In recent years, there have been developments in wireless frequencies for physical security transmission.

“For example, LoRa, Bluetooth, Zigbee and Z-Wave, all of which are in the early stages of adoption for commercial applications use,” Um said.

According to Rick Walsh, product manager, Lutron Electronics, Coopersburg, Pa., one of the significant challenges facing today’s electrical contractors is the ability to install and service projects in the face of pervasive labor shortages. Wireless lighting controls make system installation and setup faster and easier and reduces risk from unanticipated changes on a project.

“Accommodating last-minute changes can be extremely difficult or cost prohibitive with wired systems,” Walsh said. “Wireless ensures contractors add value without adding significant costs to a job. For example, contractors can easily add a point of control that was not on the original layout or adjust the position of an occupancy sensor to provide better performance, all without adding a wall box or fishing wires. Improving a contractor’s ability to give the customer what they want, within budget and on time, is a game changer in a highly competitive market.”

Moving forward, wireless technology will continue to make contractors more efficient.

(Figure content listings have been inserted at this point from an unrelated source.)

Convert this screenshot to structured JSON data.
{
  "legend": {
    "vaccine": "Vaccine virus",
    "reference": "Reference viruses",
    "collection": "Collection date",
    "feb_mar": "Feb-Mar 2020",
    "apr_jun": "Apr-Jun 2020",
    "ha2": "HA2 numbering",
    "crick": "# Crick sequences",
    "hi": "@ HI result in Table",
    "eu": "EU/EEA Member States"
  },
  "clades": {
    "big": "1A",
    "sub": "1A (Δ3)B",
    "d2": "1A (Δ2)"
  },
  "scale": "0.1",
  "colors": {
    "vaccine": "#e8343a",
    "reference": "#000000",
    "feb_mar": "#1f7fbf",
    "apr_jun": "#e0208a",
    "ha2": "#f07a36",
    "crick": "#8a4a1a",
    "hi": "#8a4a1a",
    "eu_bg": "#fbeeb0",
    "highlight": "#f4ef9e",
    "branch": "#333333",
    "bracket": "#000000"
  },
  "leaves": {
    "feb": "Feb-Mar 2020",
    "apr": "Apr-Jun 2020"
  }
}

“Wireless control is flexible, agile and better able to adapt to the demands of an ever-evolving industry,” Walsh said. “And with the tight labor market for skilled electricians, many nearing retirement, wireless is a way to prevent labor shortages from impeding business success.”

Wi-Fi for high security

Last summer, the Wi-Fi Alliance introduced Wi-Fi Certified WPA3. WPA3 delivers robust protection and strengthens user privacy in open networks through data encryption. In addition, a 192-bit security suite, aligned with the Commercial National Security Algorithm Suite from the Committee on National Security Systems, will further ensure Wi-Fi networks meet the higher security requirements of government, defense and industrial entities. Another recent innovation is Wi-Fi 6, designed for dense areas such as airports, stadiums, high-rise hotels and multi- family housing, entertainment venues and similar environments.

Wi-Fi also complements the fifth generation of cellular service (5G), which is being heralded as having an effect on traditional contracting for personal mobile applications and integrated systems and services.

“The move to support internet of things [IoT] both on 4G networks today and evolving to 5G networks opens a large number of possible applications for installers,” said Ray Butler, vice president, wireless network engineering, at CommScope, Richardson, Texas. “As these solutions become more prevalent, 5G will be able to handle massive IoT implementations, with over 100,000 connected ‘things’ in a square kilometer.”

5G will have a major effect on integrated systems, said Steve Kuntz, president, KBC Networks, Aliso Viejo, Calif.

“The issue is that 5G is a metered system,” he said. “Do security companies and end users want that monthly cost versus a fixed price for a wireless network?”

Wireless has become the go-to technology as contractors extend their reach so customers are always connected.